The four-person crew, which spent nearly eight months aboard the International Space Station before landing in the Gulf of Mexico on Friday at 3:29 a.m. ET, had a "safe splashdown and recovery," according to NASA.
However, the astronauts "were taken to a local medical facility for additional evaluation," NASA news chief Cheryl Warner said in a statement from the space agency shared at 8 a.m. ET.
"The crew exited the Dragon spacecraft onto a recovery ship for standard post-flight medical evaluations," Warner said. "Out of an abundance of caution, all crew members were flown to the facility together."
Warner confirmed at 9 a.m. ET that the crew was still at the medical facility, but did not provide details about the nature of the medical checks.
The four crewmates -- including NASA astronauts Matthew Dominick, Michael Barratt, and Jeanette Epps and Alexander Grebenkin of Russia's space agency, Roscosmos -- make up the staff of Crew-8, a routine mission to the International Space Station that was carried out by SpaceX on behalf of NASA.
All four astronauts had been seen smiling and waving as they exited their Crew Dragon capsule and boarded a recovery ship during a livestream of their splashdown overnight.

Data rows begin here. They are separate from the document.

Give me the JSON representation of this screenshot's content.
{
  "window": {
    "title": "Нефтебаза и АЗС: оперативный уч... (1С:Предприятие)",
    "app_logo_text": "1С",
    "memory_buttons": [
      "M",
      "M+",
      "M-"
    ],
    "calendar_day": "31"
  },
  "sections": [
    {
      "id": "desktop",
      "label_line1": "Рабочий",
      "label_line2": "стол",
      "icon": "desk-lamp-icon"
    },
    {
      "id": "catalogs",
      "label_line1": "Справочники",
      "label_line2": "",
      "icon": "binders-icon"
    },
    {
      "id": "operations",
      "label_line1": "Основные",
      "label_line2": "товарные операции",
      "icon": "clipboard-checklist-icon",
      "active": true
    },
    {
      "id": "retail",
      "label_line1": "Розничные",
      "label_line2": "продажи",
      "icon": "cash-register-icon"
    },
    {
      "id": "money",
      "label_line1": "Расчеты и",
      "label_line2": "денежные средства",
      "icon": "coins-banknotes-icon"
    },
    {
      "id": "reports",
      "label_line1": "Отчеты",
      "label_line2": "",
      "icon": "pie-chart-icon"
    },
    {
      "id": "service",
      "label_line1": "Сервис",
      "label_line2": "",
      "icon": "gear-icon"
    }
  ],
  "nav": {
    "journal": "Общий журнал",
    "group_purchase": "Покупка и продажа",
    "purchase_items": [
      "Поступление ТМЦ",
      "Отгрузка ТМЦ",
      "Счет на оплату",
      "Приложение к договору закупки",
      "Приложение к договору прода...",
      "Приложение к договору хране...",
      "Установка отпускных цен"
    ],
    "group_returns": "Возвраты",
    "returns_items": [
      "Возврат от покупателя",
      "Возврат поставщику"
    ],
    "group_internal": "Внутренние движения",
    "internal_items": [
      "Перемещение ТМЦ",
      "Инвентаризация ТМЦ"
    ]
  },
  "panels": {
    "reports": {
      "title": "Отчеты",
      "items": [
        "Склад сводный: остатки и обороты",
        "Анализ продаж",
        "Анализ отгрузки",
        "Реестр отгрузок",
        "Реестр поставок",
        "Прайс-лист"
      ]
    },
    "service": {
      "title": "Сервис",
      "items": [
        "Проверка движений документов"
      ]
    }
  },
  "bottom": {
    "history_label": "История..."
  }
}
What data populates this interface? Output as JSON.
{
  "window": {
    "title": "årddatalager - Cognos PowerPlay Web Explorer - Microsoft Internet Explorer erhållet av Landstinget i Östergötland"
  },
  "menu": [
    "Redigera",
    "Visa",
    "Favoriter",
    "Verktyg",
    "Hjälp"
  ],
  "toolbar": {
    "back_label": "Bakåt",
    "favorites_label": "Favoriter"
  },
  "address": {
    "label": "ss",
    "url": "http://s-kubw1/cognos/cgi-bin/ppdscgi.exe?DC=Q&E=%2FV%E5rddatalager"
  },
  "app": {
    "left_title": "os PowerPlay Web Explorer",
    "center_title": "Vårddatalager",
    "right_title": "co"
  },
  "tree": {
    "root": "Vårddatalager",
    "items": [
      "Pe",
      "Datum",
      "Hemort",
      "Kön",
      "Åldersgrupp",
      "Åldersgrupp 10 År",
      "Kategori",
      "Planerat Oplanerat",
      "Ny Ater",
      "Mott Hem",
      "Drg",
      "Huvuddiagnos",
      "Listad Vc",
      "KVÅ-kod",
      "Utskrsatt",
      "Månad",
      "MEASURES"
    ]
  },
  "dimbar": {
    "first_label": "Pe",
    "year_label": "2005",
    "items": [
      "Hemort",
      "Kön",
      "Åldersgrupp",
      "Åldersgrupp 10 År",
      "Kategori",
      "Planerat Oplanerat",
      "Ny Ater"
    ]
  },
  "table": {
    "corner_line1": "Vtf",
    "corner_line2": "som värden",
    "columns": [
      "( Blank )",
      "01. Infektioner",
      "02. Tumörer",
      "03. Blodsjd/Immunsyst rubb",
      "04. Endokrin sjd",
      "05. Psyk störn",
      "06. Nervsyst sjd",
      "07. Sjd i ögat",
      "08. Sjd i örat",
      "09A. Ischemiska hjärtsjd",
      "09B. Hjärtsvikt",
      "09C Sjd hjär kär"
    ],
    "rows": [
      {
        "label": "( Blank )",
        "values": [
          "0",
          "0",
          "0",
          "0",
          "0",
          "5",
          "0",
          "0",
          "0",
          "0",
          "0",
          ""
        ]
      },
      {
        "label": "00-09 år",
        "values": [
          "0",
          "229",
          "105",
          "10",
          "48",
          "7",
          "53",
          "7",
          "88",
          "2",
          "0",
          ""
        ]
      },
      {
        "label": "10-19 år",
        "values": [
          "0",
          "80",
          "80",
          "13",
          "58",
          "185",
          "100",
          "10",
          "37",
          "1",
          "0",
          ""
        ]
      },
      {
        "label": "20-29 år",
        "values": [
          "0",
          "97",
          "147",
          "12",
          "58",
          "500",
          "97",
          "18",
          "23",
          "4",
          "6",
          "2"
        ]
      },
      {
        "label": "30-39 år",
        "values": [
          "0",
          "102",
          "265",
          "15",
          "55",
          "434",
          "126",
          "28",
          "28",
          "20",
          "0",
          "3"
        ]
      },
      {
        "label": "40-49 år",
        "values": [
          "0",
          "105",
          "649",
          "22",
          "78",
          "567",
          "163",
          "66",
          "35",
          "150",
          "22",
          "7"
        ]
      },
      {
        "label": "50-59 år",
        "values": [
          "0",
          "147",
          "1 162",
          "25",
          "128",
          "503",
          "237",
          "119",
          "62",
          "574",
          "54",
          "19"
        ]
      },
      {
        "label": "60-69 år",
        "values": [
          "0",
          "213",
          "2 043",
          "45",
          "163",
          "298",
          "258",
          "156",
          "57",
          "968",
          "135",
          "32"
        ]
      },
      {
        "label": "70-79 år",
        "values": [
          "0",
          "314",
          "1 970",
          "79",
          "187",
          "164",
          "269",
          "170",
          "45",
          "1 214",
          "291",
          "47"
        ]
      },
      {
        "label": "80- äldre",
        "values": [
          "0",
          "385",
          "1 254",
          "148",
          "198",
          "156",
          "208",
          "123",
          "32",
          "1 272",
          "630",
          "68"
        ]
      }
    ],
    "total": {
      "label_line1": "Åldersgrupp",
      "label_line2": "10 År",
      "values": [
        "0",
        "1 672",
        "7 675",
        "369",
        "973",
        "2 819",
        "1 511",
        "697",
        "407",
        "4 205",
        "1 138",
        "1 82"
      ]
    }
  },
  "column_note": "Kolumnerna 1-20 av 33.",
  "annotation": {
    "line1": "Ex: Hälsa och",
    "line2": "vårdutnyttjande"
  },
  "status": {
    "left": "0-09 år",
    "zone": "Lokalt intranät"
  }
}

Officials at NASA also did not offer any indication of medical issues during a 5 a.m. ET news briefing.
"Right now the crew is doing great. They are going to spend a little bit of time on the recovery vessel going through their their medical checks," said Richard Jones, NASA's deputy manager of the Commercial Crew Program, at the time.
Crew-8's return
Extensive medical checkouts are routine after long-duration missions to space. And Crew-8's stay was a bit longer than most astronauts traveling to the ISS.

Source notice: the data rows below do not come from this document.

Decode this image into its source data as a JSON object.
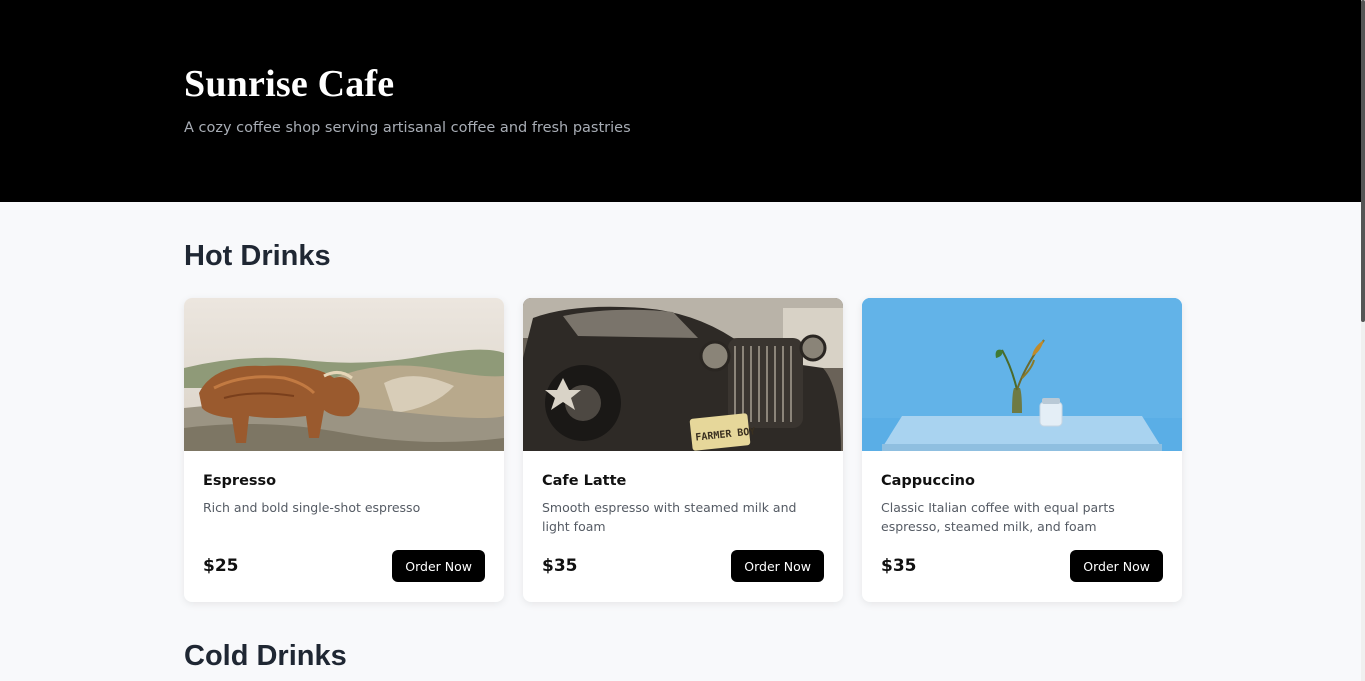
{
  "hero": {
    "title": "Sunrise Cafe",
    "subtitle": "A cozy coffee shop serving artisanal coffee and fresh pastries"
  },
  "sections": {
    "hot_title": "Hot Drinks",
    "cold_title": "Cold Drinks"
  },
  "hot_drinks": [
    {
      "name": "Espresso",
      "description": "Rich and bold single-shot espresso",
      "price": "$25",
      "button": "Order Now",
      "image": "highland-cow-photo"
    },
    {
      "name": "Cafe Latte",
      "description": "Smooth espresso with steamed milk and light foam",
      "price": "$35",
      "button": "Order Now",
      "image": "vintage-car-photo",
      "plate_text": "FARMER BOY"
    },
    {
      "name": "Cappuccino",
      "description": "Classic Italian coffee with equal parts espresso, steamed milk, and foam",
      "price": "$35",
      "button": "Order Now",
      "image": "plant-on-table-photo"
    }
  ],
  "colors": {
    "hero_bg": "#000000",
    "page_bg": "#f8f9fb",
    "button_bg": "#000000",
    "heading": "#1f2733"
  }
}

Routinely trips typically last roughly five to seven months.
"(Crew-8 was) the longest duration in space for a US crewed vehicle at 235 days," Jones said.

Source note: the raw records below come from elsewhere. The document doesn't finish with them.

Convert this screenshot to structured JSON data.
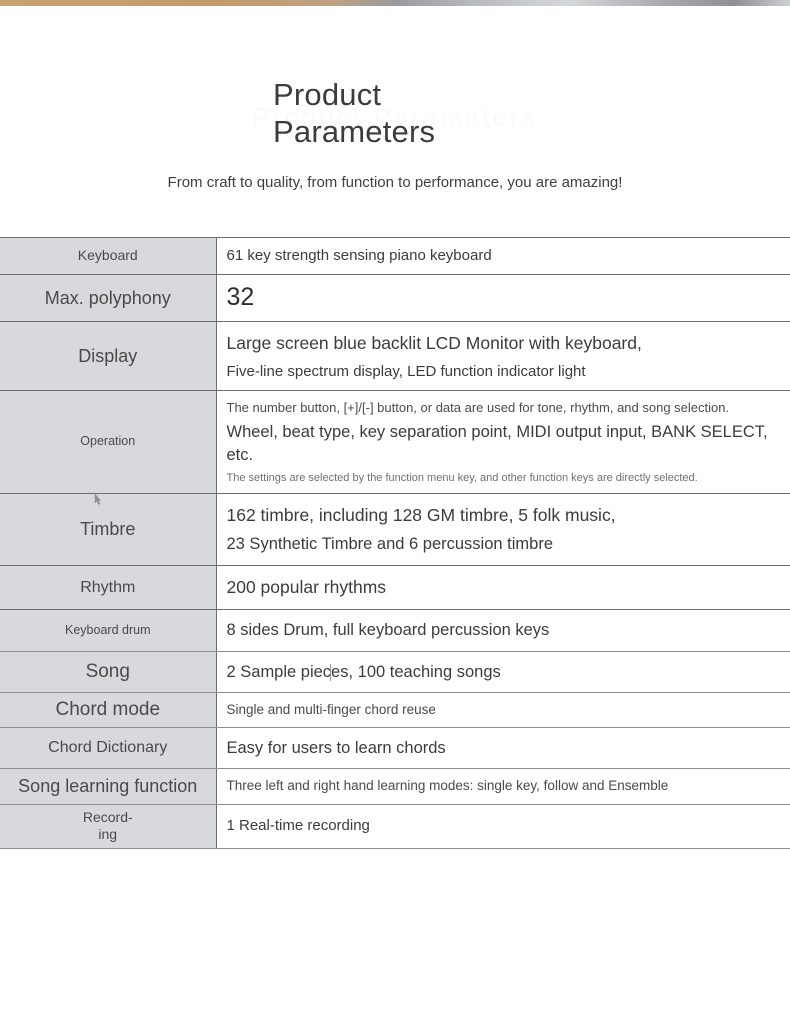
{
  "top_strip": {
    "description": "photo-edge-sliver",
    "left_color": "#c49a6c",
    "right_color": "#9a9a9c"
  },
  "header": {
    "title": "Product Parameters",
    "watermark": "Product Parameters",
    "subtitle": "From craft to quality, from function to performance, you are amazing!"
  },
  "spec_table": {
    "rows": [
      {
        "label": "Keyboard",
        "label_size": "sm",
        "values": [
          {
            "text": "61 key strength sensing piano keyboard",
            "size": "md"
          }
        ]
      },
      {
        "label": "Max. polyphony",
        "label_size": "lg",
        "values": [
          {
            "text": "32",
            "size": "huge"
          }
        ]
      },
      {
        "label": "Display",
        "label_size": "lg",
        "values": [
          {
            "text": "Large screen blue backlit LCD Monitor with keyboard,",
            "size": "xl"
          },
          {
            "text": "Five-line spectrum display, LED function indicator light",
            "size": "md"
          }
        ]
      },
      {
        "label": "Operation",
        "label_size": "xs",
        "values": [
          {
            "text": "The number button, [+]/[-] button, or data are used for tone, rhythm, and song selection.",
            "size": "sm"
          },
          {
            "text": "Wheel, beat type, key separation point, MIDI output input, BANK SELECT, etc.",
            "size": "lg"
          },
          {
            "text": "The settings are selected by the function menu key, and other function keys are directly selected.",
            "size": "xs"
          }
        ]
      },
      {
        "label": "Timbre",
        "label_size": "lg",
        "values": [
          {
            "text": "162 timbre, including 128 GM timbre, 5 folk music,",
            "size": "xl"
          },
          {
            "text": "23 Synthetic Timbre and 6 percussion timbre",
            "size": "lg"
          }
        ]
      },
      {
        "label": "Rhythm",
        "label_size": "md",
        "values": [
          {
            "text": "200 popular rhythms",
            "size": "xl"
          }
        ]
      },
      {
        "label": "Keyboard drum",
        "label_size": "xs",
        "values": [
          {
            "text": "8 sides Drum, full keyboard percussion keys",
            "size": "lg"
          }
        ]
      },
      {
        "label": "Song",
        "label_size": "xl",
        "values": [
          {
            "text": "2 Sample pieces, 100 teaching songs",
            "size": "lg"
          }
        ]
      },
      {
        "label": "Chord mode",
        "label_size": "xl",
        "values": [
          {
            "text": "Single and multi-finger chord reuse",
            "size": "smm"
          }
        ]
      },
      {
        "label": "Chord Dictionary",
        "label_size": "md",
        "values": [
          {
            "text": "Easy for users to learn chords",
            "size": "lg"
          }
        ]
      },
      {
        "label": "Song learning function",
        "label_size": "lg",
        "values": [
          {
            "text": "Three left and right hand learning modes: single key, follow and Ensemble",
            "size": "smm"
          }
        ]
      },
      {
        "label": "Record-\ning",
        "label_size": "sm",
        "values": [
          {
            "text": "1 Real-time recording",
            "size": "md"
          }
        ]
      }
    ]
  },
  "artifacts": {
    "cursor_icon": "mouse-pointer-icon",
    "caret_icon": "text-caret-icon"
  }
}
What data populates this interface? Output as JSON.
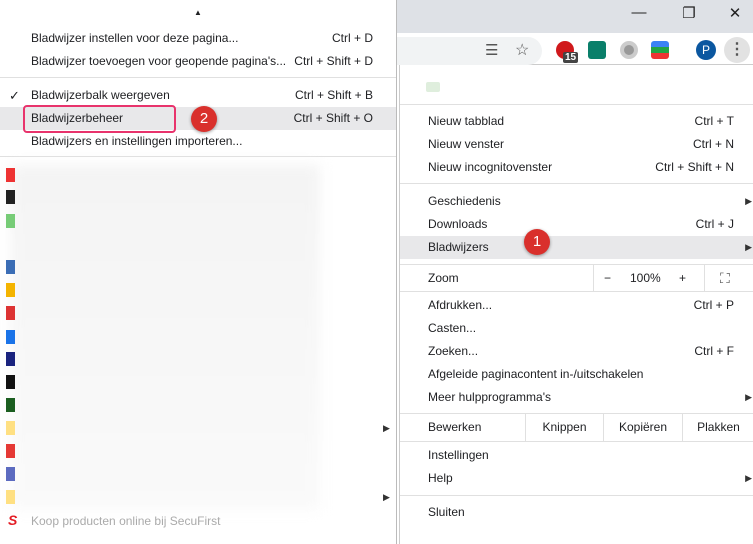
{
  "window": {
    "minimize": "—",
    "restore": "❐",
    "close": "✕"
  },
  "toolbar": {
    "badge_count": "15",
    "avatar_initial": "P"
  },
  "submenu": {
    "items": [
      {
        "label": "Bladwijzer instellen voor deze pagina...",
        "shortcut": "Ctrl + D"
      },
      {
        "label": "Bladwijzer toevoegen voor geopende pagina's...",
        "shortcut": "Ctrl + Shift + D"
      },
      {
        "label": "Bladwijzerbalk weergeven",
        "shortcut": "Ctrl + Shift + B",
        "checked": true
      },
      {
        "label": "Bladwijzerbeheer",
        "shortcut": "Ctrl + Shift + O"
      },
      {
        "label": "Bladwijzers en instellingen importeren..."
      }
    ],
    "last_bookmark": "Koop producten online bij SecuFirst",
    "step_badge": "2"
  },
  "menu": {
    "new": [
      {
        "label": "Nieuw tabblad",
        "shortcut": "Ctrl + T"
      },
      {
        "label": "Nieuw venster",
        "shortcut": "Ctrl + N"
      },
      {
        "label": "Nieuw incognitovenster",
        "shortcut": "Ctrl + Shift + N"
      }
    ],
    "history": [
      {
        "label": "Geschiedenis"
      },
      {
        "label": "Downloads",
        "shortcut": "Ctrl + J"
      },
      {
        "label": "Bladwijzers"
      }
    ],
    "step_badge": "1",
    "zoom": {
      "label": "Zoom",
      "minus": "−",
      "value": "100%",
      "plus": "+"
    },
    "tools": [
      {
        "label": "Afdrukken...",
        "shortcut": "Ctrl + P"
      },
      {
        "label": "Casten..."
      },
      {
        "label": "Zoeken...",
        "shortcut": "Ctrl + F"
      },
      {
        "label": "Afgeleide paginacontent in-/uitschakelen"
      },
      {
        "label": "Meer hulpprogramma's"
      }
    ],
    "edit": {
      "label": "Bewerken",
      "cut": "Knippen",
      "copy": "Kopiëren",
      "paste": "Plakken"
    },
    "settings": {
      "label": "Instellingen"
    },
    "help": {
      "label": "Help"
    },
    "exit": {
      "label": "Sluiten"
    }
  }
}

The Crew-8 team, which launched into space on March 4, faced repeated delays in their return home for a variety of reasons. Among the roadblocks were schedule changes related to issues with the Boeing Starliner spacecraft, which had carried two NASA astronauts to the space station on a test flight in June but was deemed too risky to return its crew back to Earth.
NASA ultimately chose to return the Boeing spacecraft home empty and moved Starliner's astronauts onto the SpaceX Crew-9 mission, delaying that mission's launch and thus Crew-8's return.
Additional weather delays also pushed the Crew-8 astronauts' return into late October.